Anger can be intoxicating if it becomes the sole or main driver of activism- Fr Joe Borg

In the course of a homily in the National Stadium at the Singapore Sports Hub this month, Pope Francis proposed a strategy based on the power of “the love that builds”. In answer to those who think that this is a naïve statement, he replied:

“If there is anything good that exists and endures in this world, it is only because, in innumerable situations, love has prevailed over hate, solidarity over indifference, generosity over selfishness.”

Political and civil society advocates inspired by the strategy of “the love that builds”  strive more to serve people than to acquire self-serving power. Such a strategy is robust as it is free from the politics of negative anger and cynicism. It can effectively combat corruption, injustice, policies based on self-interest, cronyism and arrogant governance. A political strategy based on “the love that builds” can really bring joy and hope, which people need as much as the air they breathe.

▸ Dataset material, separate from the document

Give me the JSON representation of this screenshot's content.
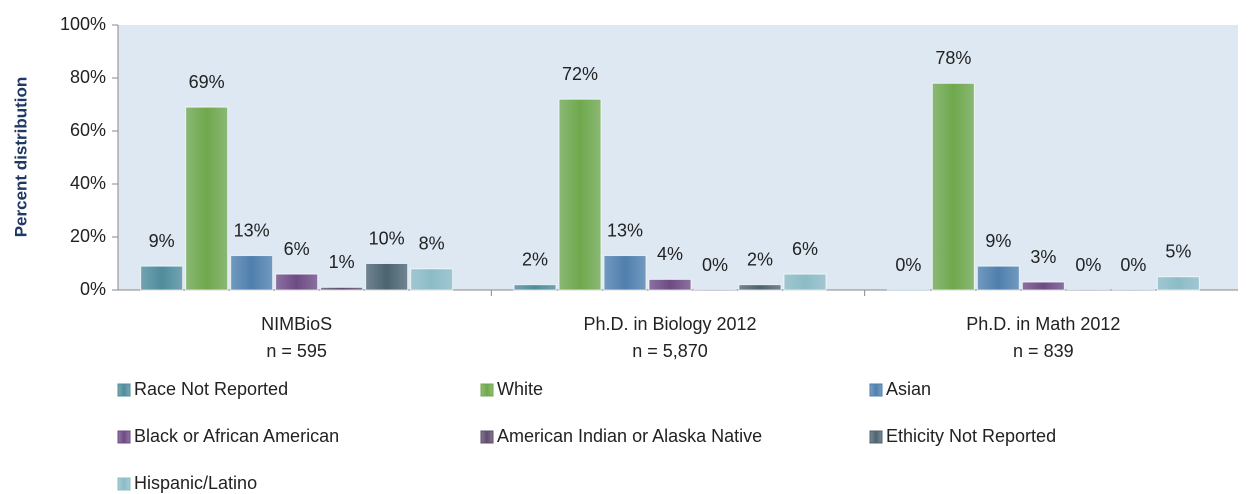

To the cynics that pooh-pooh this, I retort with the rhetorical question that George Lakoff, an American cognitive linguist and philosopher, asked during a podcast on FrameLab. If anger and hate can be a strategy, why can’t joy and hope?

He continued:

“If you feel good about somebody’s political views – if joining with them, voting for them, etc., makes you feel good, makes you feel happy – that’s the most powerful thing there can be in politics. If they identify with something deep inside you, with who you really are most deeply, that’s what this is about. This is about politics that identifies with who people are, and with what they need.”

If you think that this is too emotional and, so, not effective, note that, according to Lakoff, 80 per cent of our life is emotion and only 20 per cent is intellect.

Regarding the election in the US, Lakoff notes that while Donald Trump is running a campaign largely fuelled by anger, fear and grievance, Kamala Harris’s campaign is based on a strategy of joy together with the time-tested theme of freedom.

There are too many in Malta who, like Trump, think that their victory can only be achieved by a campaign of anger, fear and grievance.

Their continuous vitriolic attacks and the indiscriminate (in contrast to the strategic) ‘noħorġu fit-toroq’ appeals put many people off. This is a strategy doomed to fail for there is all over it the stamp of negativity and arrogance that is betrayed by the description of the people as stupid popolin.

 Many are not motivated by this negativity, even though they see the mountain of filth that engulfs us. The majority, I believe, want to clean the Augean stables that this nation has been turned into.

Anger could be a good start but on its own, I suspect, it will not get us to the finishing line.

To motivate people and drive them into action, one has to satisfy their yearning for a campaign that dares to dream of a realistic and an achievable better future.

For the marathon needed to clean and rebuild, people need the inspiration and encouragement that only joy and hope can provide.